The war has brought the US back to the region in a heavy-handed involvement. The US, following the catastrophic results of the war on terror after 9/11, and the failure of the neoconservative project in the Middle East, had partially withdrawn from the area. The war shows, however, that the US remains the only power with the reach, military might, and diplomatic clout to mediate regional conflicts such as this on a global scale. China and Russia, the revisionist powers, can be spoilers in the international scene but they cannot play the role the US does. The US declared its support for Israel and sent two aircraft carrier groups to deter Iran, Hezbollah, or any other actor from becoming involved in the conflict. It pressured Israel to open a humanitarian corridor from the south, and engaged in backchannel diplomacy for the release of hostages by Hamas. To that effect, it has urged Israel to postpone its ground operation to give time to diplomacy. The Biden administration, drawing upon the mistakes the US made after 9/11, is trying to admonish Israel to not let rage direct its policy. To be rational, calculating and measured in its response.

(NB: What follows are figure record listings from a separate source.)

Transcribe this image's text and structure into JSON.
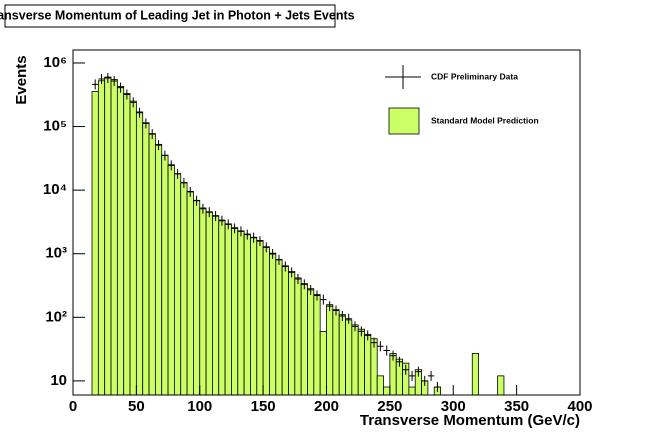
{
  "chart_data": {
    "type": "histogram",
    "title": "Transverse Momentum of Leading Jet in Photon + Jets Events",
    "x_label": "Transverse Momentum (GeV/c)",
    "y_label": "Events",
    "log_y": true,
    "xlim": [
      0,
      400
    ],
    "xticks": [
      0,
      50,
      100,
      150,
      200,
      250,
      300,
      350,
      400
    ],
    "ylim": [
      6,
      1600000
    ],
    "yticks": [
      10,
      {
        "value": 100,
        "label": "10²"
      },
      {
        "value": 1000,
        "label": "10³"
      },
      {
        "value": 10000,
        "label": "10⁴"
      },
      {
        "value": 100000,
        "label": "10⁵"
      },
      {
        "value": 1000000,
        "label": "10⁶"
      }
    ],
    "legend": "upper right",
    "bins": [
      15,
      20,
      25,
      30,
      35,
      40,
      45,
      50,
      55,
      60,
      65,
      70,
      75,
      80,
      85,
      90,
      95,
      100,
      105,
      110,
      115,
      120,
      125,
      130,
      135,
      140,
      145,
      150,
      155,
      160,
      165,
      170,
      175,
      180,
      185,
      190,
      195,
      200,
      205,
      210,
      215,
      220,
      225,
      230,
      235,
      240,
      245,
      250,
      255,
      260,
      265,
      270,
      275,
      280,
      285,
      290,
      295,
      300,
      305,
      310,
      315,
      320,
      325,
      330,
      335,
      340,
      345
    ],
    "series": [
      {
        "name": "Standard Model Prediction",
        "color": "#ccff66",
        "values": [
          355000,
          525000,
          600000,
          550000,
          427000,
          331000,
          251000,
          170000,
          115000,
          77600,
          52500,
          35500,
          25100,
          18200,
          13200,
          9550,
          6920,
          5250,
          4570,
          3980,
          3390,
          2950,
          2570,
          2290,
          2040,
          1820,
          1620,
          1290,
          1020,
          813,
          646,
          525,
          417,
          339,
          282,
          229,
          60,
          158,
          132,
          110,
          91,
          76,
          65,
          54,
          46,
          12,
          8,
          27,
          22,
          19,
          8,
          15,
          10,
          5,
          8,
          0,
          0,
          0,
          0,
          0,
          27,
          0,
          0,
          0,
          12,
          0
        ]
      },
      {
        "name": "CDF Preliminary Data",
        "color": "#000000",
        "values": [
          460000,
          560000,
          580000,
          520000,
          410000,
          320000,
          240000,
          165000,
          112000,
          76000,
          51000,
          35000,
          24500,
          18000,
          13000,
          9400,
          6800,
          5100,
          4500,
          3900,
          3300,
          2900,
          2500,
          2250,
          2000,
          1780,
          1580,
          1260,
          990,
          800,
          630,
          510,
          400,
          330,
          270,
          220,
          190,
          150,
          128,
          105,
          95,
          72,
          60,
          52,
          40,
          35,
          30,
          25,
          20,
          15,
          12,
          14,
          10,
          12,
          8,
          null,
          null,
          null,
          null,
          null,
          null,
          null,
          null,
          null,
          null,
          null
        ]
      }
    ]
  }
}
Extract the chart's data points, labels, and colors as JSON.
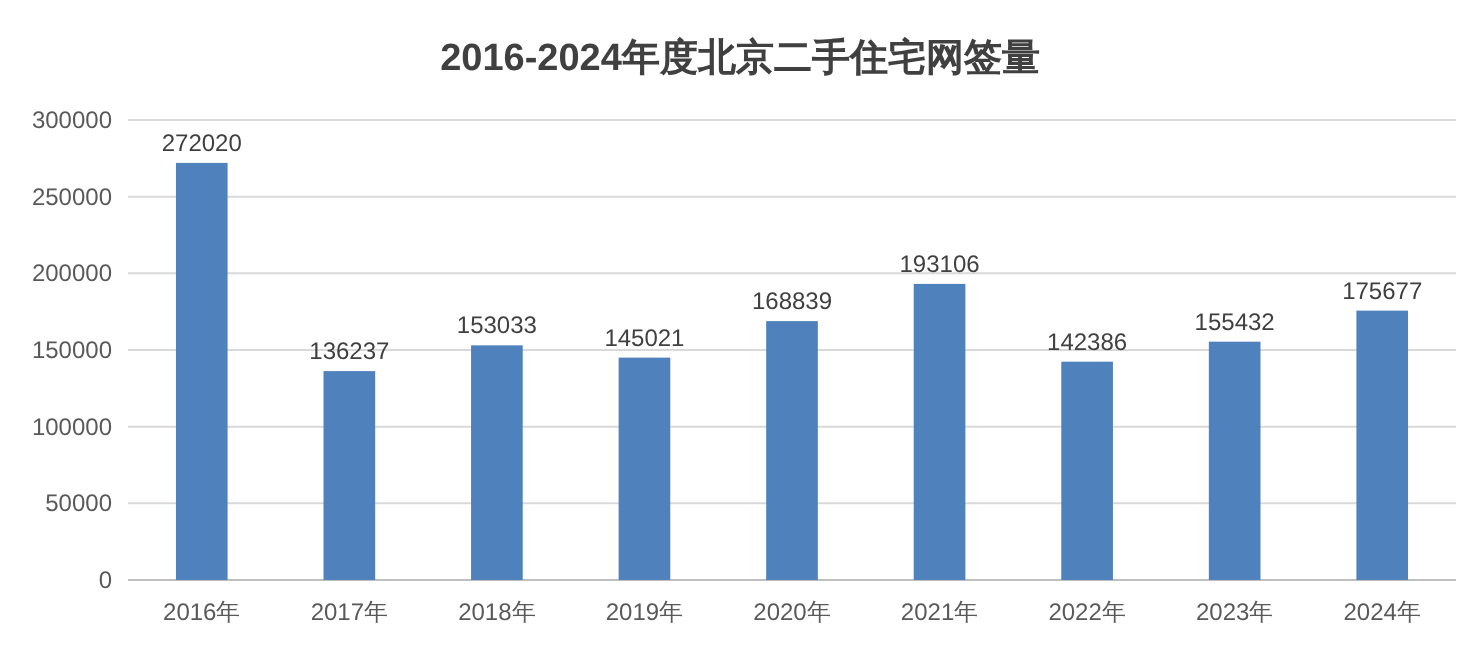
{
  "chart_data": {
    "type": "bar",
    "title": "2016-2024年度北京二手住宅网签量",
    "categories": [
      "2016年",
      "2017年",
      "2018年",
      "2019年",
      "2020年",
      "2021年",
      "2022年",
      "2023年",
      "2024年"
    ],
    "values": [
      272020,
      136237,
      153033,
      145021,
      168839,
      193106,
      142386,
      155432,
      175677
    ],
    "color": "#4f81bd",
    "ylim": [
      0,
      300000
    ],
    "yticks": [
      0,
      50000,
      100000,
      150000,
      200000,
      250000,
      300000
    ],
    "grid": "y",
    "data_labels": true
  }
}
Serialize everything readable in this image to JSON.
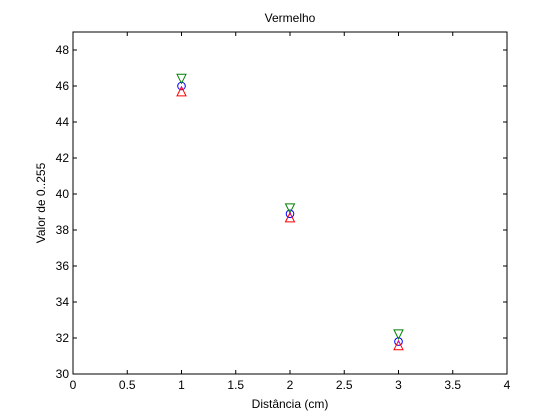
{
  "chart_data": {
    "type": "scatter",
    "title": "Vermelho",
    "xlabel": "Distância (cm)",
    "ylabel": "Valor de 0..255",
    "xlim": [
      0,
      4
    ],
    "ylim": [
      30,
      49
    ],
    "xticks": [
      0,
      0.5,
      1,
      1.5,
      2,
      2.5,
      3,
      3.5,
      4
    ],
    "yticks": [
      30,
      32,
      34,
      36,
      38,
      40,
      42,
      44,
      46,
      48
    ],
    "xtick_labels": [
      "0",
      "0.5",
      "1",
      "1.5",
      "2",
      "2.5",
      "3",
      "3.5",
      "4"
    ],
    "ytick_labels": [
      "30",
      "32",
      "34",
      "36",
      "38",
      "40",
      "42",
      "44",
      "46",
      "48"
    ],
    "grid": false,
    "series": [
      {
        "marker": "circle",
        "color": "#0000ff",
        "x": [
          1,
          2,
          3
        ],
        "y": [
          46.0,
          38.9,
          31.8
        ]
      },
      {
        "marker": "triangle-down",
        "color": "#008000",
        "x": [
          1,
          2,
          3
        ],
        "y": [
          46.4,
          39.2,
          32.2
        ]
      },
      {
        "marker": "triangle-up",
        "color": "#ff0000",
        "x": [
          1,
          2,
          3
        ],
        "y": [
          45.7,
          38.7,
          31.6
        ]
      },
      {
        "marker": "point",
        "color": "#bf00bf",
        "x": [
          1,
          2,
          3
        ],
        "y": [
          45.9,
          38.9,
          31.8
        ]
      }
    ]
  }
}
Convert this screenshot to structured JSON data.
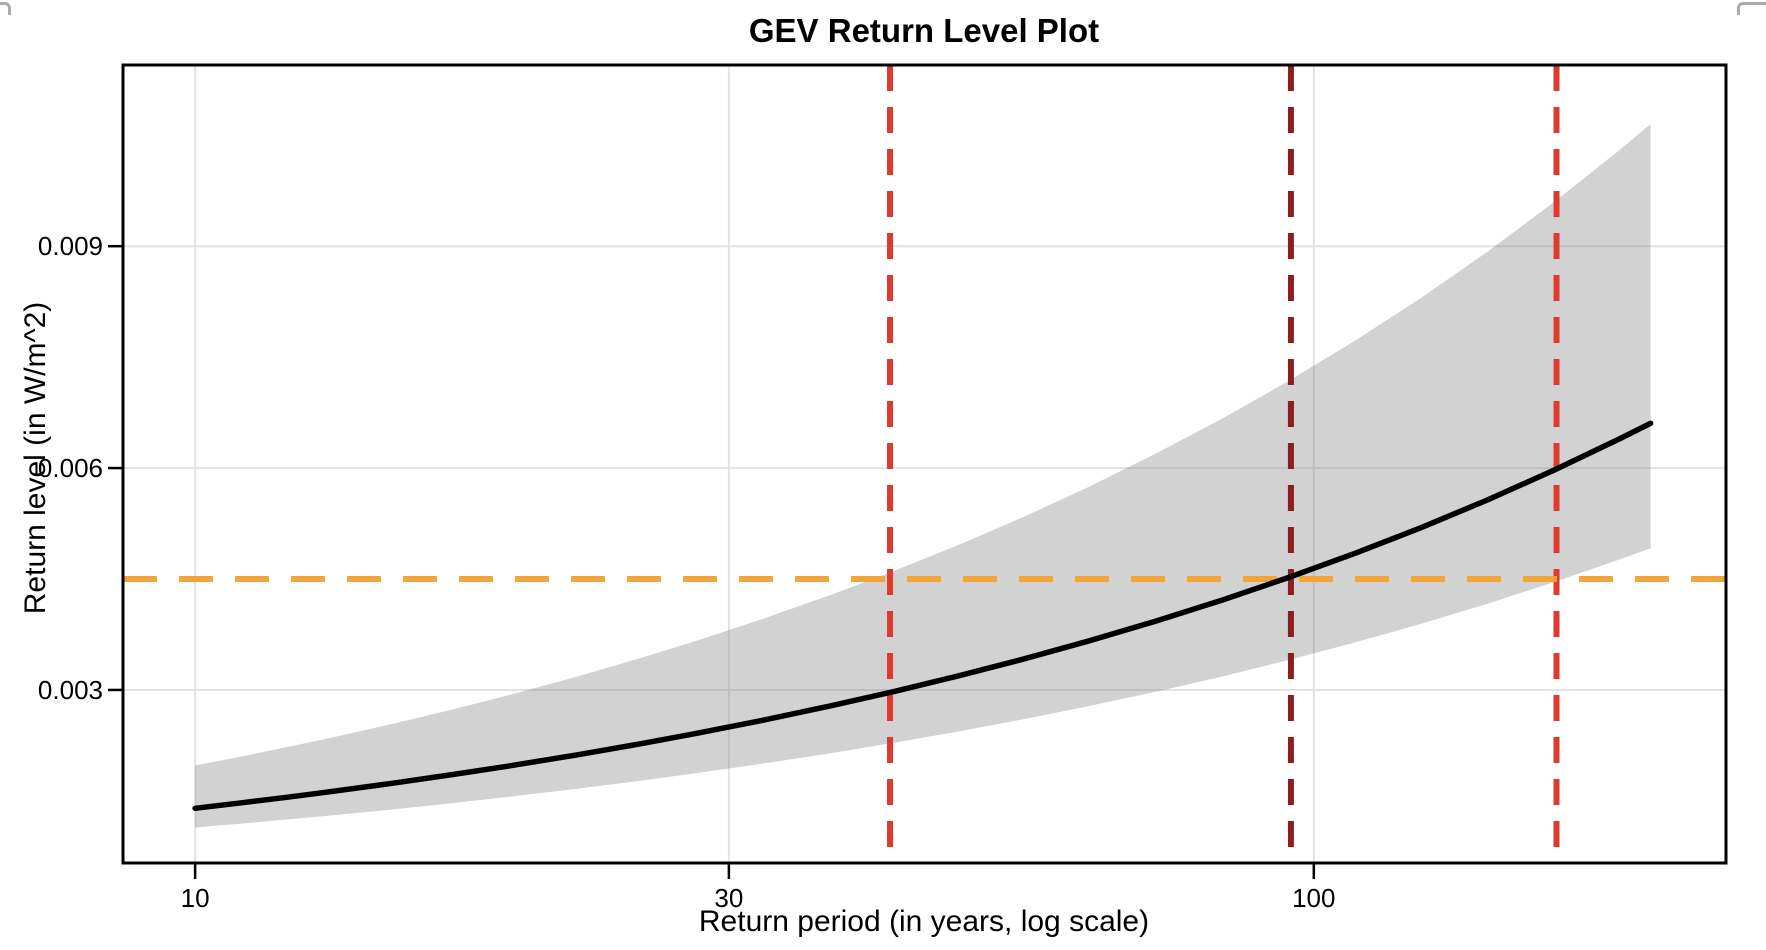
{
  "chart_data": {
    "type": "line",
    "title": "GEV Return Level Plot",
    "xlabel": "Return period (in years, log scale)",
    "ylabel": "Return level (in W/m^2)",
    "x_scale": "log",
    "y_scale": "linear",
    "xlim": [
      8.62,
      233.6
    ],
    "ylim": [
      0.00066,
      0.01145
    ],
    "grid": true,
    "x_ticks": [
      10,
      30,
      100
    ],
    "x_tick_labels": [
      "10",
      "30",
      "100"
    ],
    "y_ticks": [
      0.003,
      0.006,
      0.009
    ],
    "y_tick_labels": [
      "0.003",
      "0.006",
      "0.009"
    ],
    "x": [
      10,
      11,
      12,
      13,
      15,
      17,
      19,
      22,
      25,
      28,
      32,
      37,
      42,
      48,
      55,
      63,
      72,
      83,
      95,
      109,
      125,
      143,
      164,
      188,
      200
    ],
    "series": [
      {
        "name": "return-level-estimate",
        "color": "#000000",
        "style": "solid",
        "line_width": 5.5,
        "values": [
          0.0014,
          0.001474,
          0.001543,
          0.001611,
          0.001737,
          0.001856,
          0.001968,
          0.002125,
          0.002272,
          0.00241,
          0.002583,
          0.002785,
          0.002973,
          0.003186,
          0.003417,
          0.003664,
          0.003924,
          0.00422,
          0.004522,
          0.00485,
          0.005201,
          0.00557,
          0.005972,
          0.006401,
          0.006605
        ]
      },
      {
        "name": "confidence-upper",
        "color": "none",
        "style": "band-edge",
        "values": [
          0.001978,
          0.0021,
          0.002217,
          0.002328,
          0.00254,
          0.002737,
          0.002924,
          0.003185,
          0.00343,
          0.00366,
          0.003949,
          0.004285,
          0.0046,
          0.004953,
          0.005339,
          0.00575,
          0.006183,
          0.006677,
          0.00718,
          0.007728,
          0.008312,
          0.008927,
          0.009597,
          0.010312,
          0.010652
        ]
      },
      {
        "name": "confidence-lower",
        "color": "none",
        "style": "band-edge",
        "values": [
          0.00114,
          0.001193,
          0.001244,
          0.001293,
          0.001384,
          0.00147,
          0.001552,
          0.001666,
          0.001772,
          0.001873,
          0.001998,
          0.002145,
          0.002282,
          0.002436,
          0.002604,
          0.002783,
          0.002971,
          0.003186,
          0.003405,
          0.003644,
          0.003898,
          0.004166,
          0.004458,
          0.004769,
          0.004917
        ]
      }
    ],
    "band": {
      "name": "confidence-band",
      "upper": "confidence-upper",
      "lower": "confidence-lower",
      "fill": "rgba(121,121,121,0.335)"
    },
    "reference_lines": [
      {
        "name": "target-level",
        "orientation": "horizontal",
        "value": 0.0045,
        "color": "#F0A43A",
        "style": "dashed",
        "width": 6,
        "dash": [
          34,
          22
        ]
      },
      {
        "name": "return-period-ci-lower",
        "orientation": "vertical",
        "value": 41.8,
        "color": "#E0392D",
        "style": "dashed",
        "width": 6,
        "dash": [
          26,
          16
        ]
      },
      {
        "name": "return-period-estimate",
        "orientation": "vertical",
        "value": 95.4,
        "color": "#8B1E1E",
        "style": "dashed",
        "width": 6,
        "dash": [
          26,
          16
        ]
      },
      {
        "name": "return-period-ci-upper",
        "orientation": "vertical",
        "value": 164.8,
        "color": "#E0392D",
        "style": "dashed",
        "width": 6,
        "dash": [
          26,
          16
        ]
      }
    ],
    "colors": {
      "background": "#FFFFFF",
      "panel_border": "#000000",
      "gridline": "#E3E3E3",
      "band_visible_gray": "#D2D2D2",
      "curve": "#000000",
      "horizontal_ref": "#F0A43A",
      "vertical_ref_red": "#E0392D",
      "vertical_ref_dark_red": "#8B1E1E"
    },
    "legend": null
  }
}
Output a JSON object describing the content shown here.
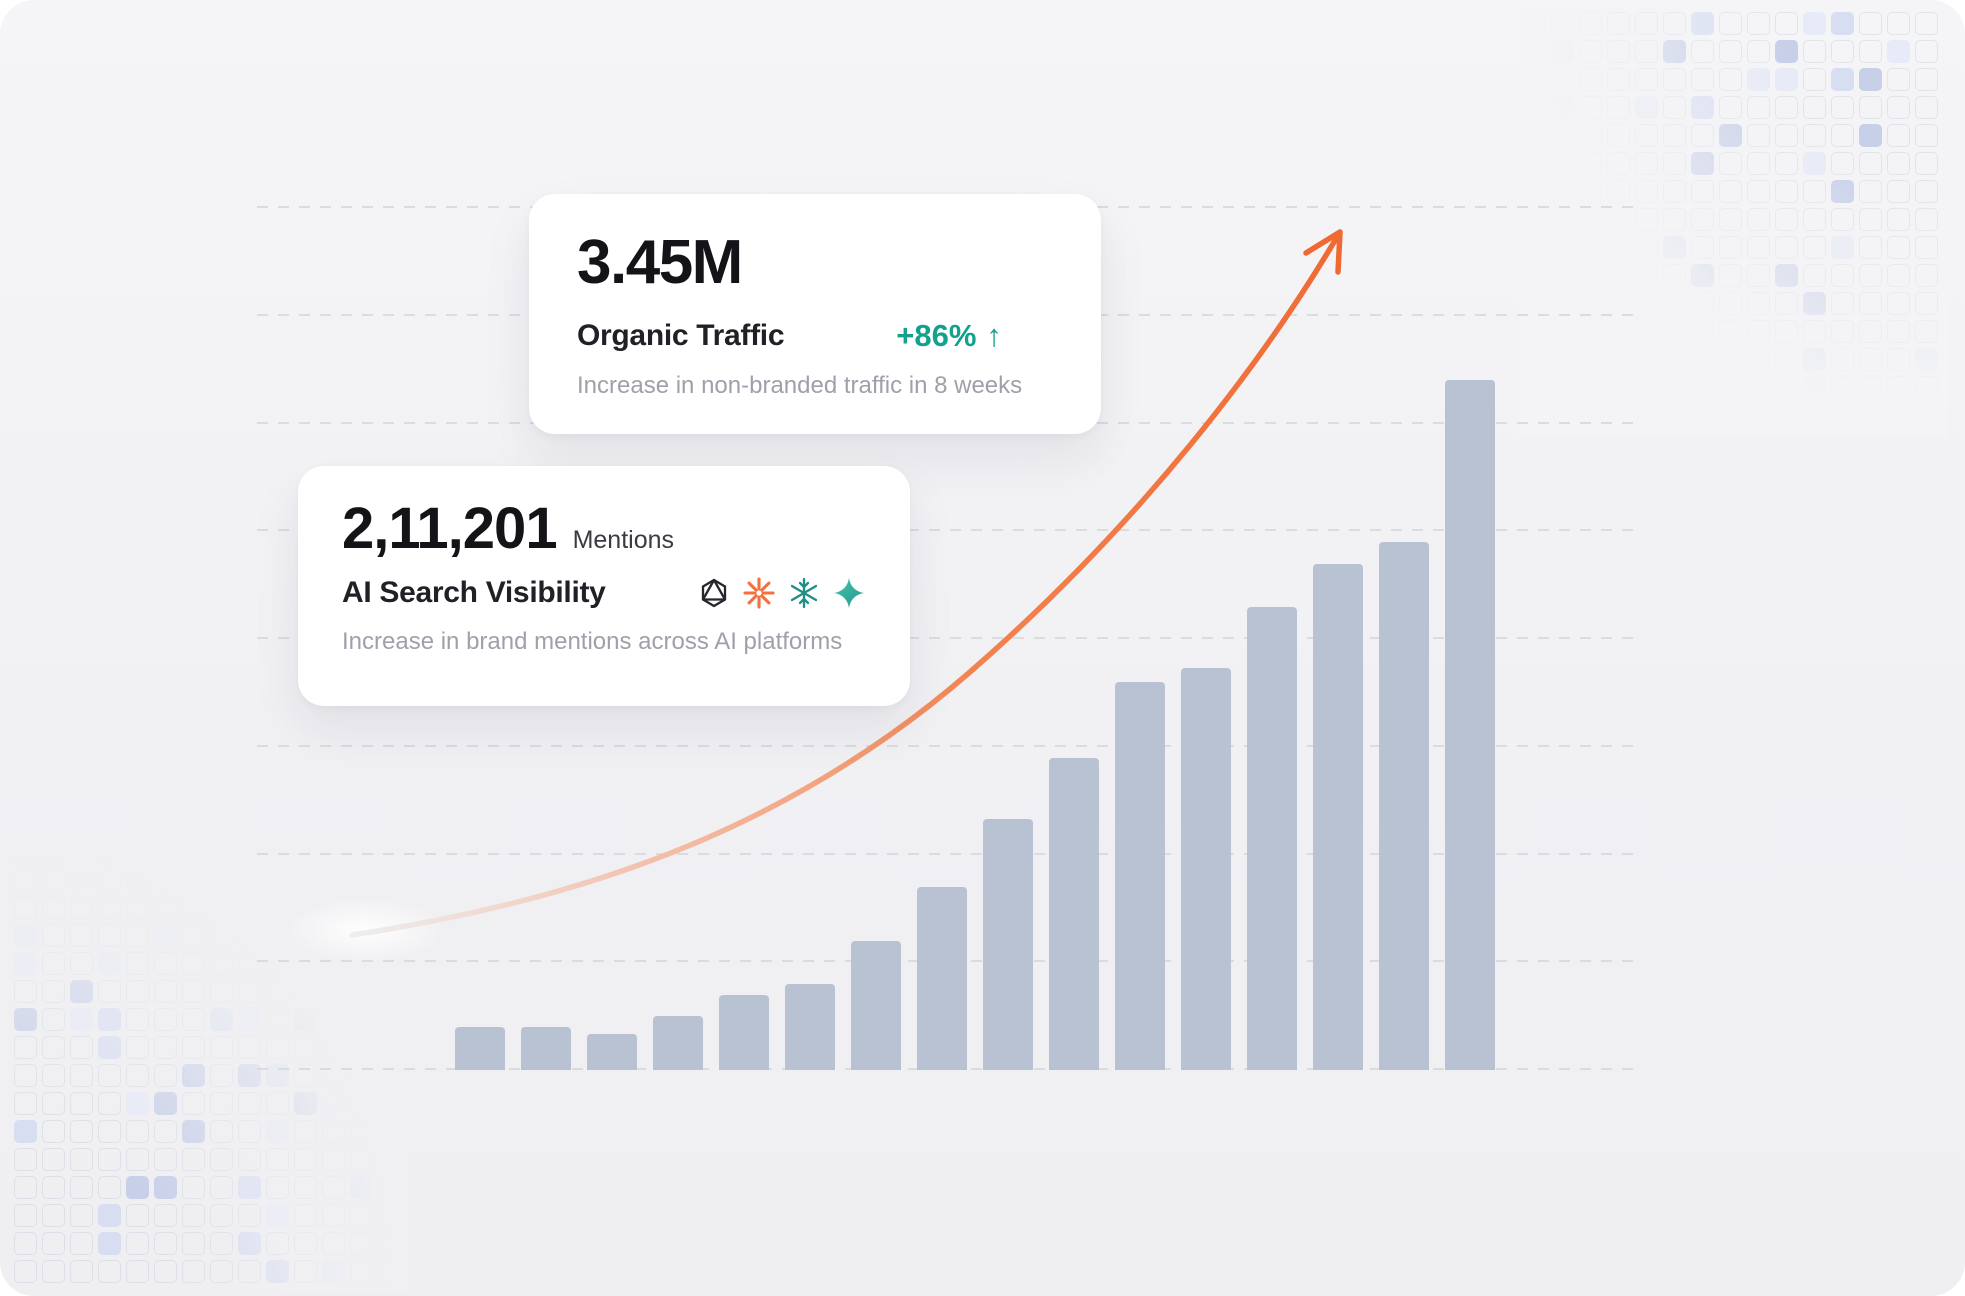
{
  "page": {
    "background": "#f2f2f4"
  },
  "cards": {
    "organic_traffic": {
      "value": "3.45M",
      "label": "Organic Traffic",
      "delta": "+86%",
      "delta_arrow": "↑",
      "delta_color": "#11a18d",
      "description": "Increase in non-branded traffic in 8 weeks"
    },
    "ai_visibility": {
      "value": "2,11,201",
      "unit": "Mentions",
      "label": "AI Search Visibility",
      "description": "Increase in brand mentions across AI platforms",
      "platform_icons": [
        "openai-icon",
        "claude-icon",
        "perplexity-icon",
        "gemini-icon"
      ]
    }
  },
  "colors": {
    "accent_teal": "#11a18d",
    "accent_orange": "#ef6a33",
    "bar_fill": "#b9c2d3",
    "card_bg": "#ffffff",
    "page_bg": "#f2f2f4",
    "text_dark": "#131318",
    "text_muted": "#9fa1aa",
    "pattern_blue": "#c7cfe9",
    "gridline": "#d8d9de"
  },
  "chart_data": {
    "type": "bar",
    "title": "",
    "xlabel": "",
    "ylabel": "",
    "bar_count": 16,
    "values": [
      0.4,
      0.4,
      0.33,
      0.5,
      0.7,
      0.8,
      1.2,
      1.7,
      2.33,
      2.9,
      3.6,
      3.73,
      4.3,
      4.7,
      4.9,
      6.4
    ],
    "value_units": "gridline-intervals (no numeric axis labels shown)",
    "ylim": [
      0,
      8
    ],
    "gridline_count": 9,
    "grid": true,
    "legend": false,
    "bar_color": "#b9c2d3",
    "annotations": [
      {
        "type": "trend-arrow",
        "shape": "exponential-curve-up-right",
        "color": "#ef6a33"
      }
    ]
  }
}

Israel is now facing four major considerations with no easy answers: 1. Is the military objective of a ground operation feasible? 2. What will succeed the dismantling of the Hamas regime in Gaza? 3. Can Israel avoid the opening of a second front by Hezbollah in the north and a wider regional war? 4. What will be the ramifications of the war for its relations with the Palestinians, and the Arab states, in the aftermath?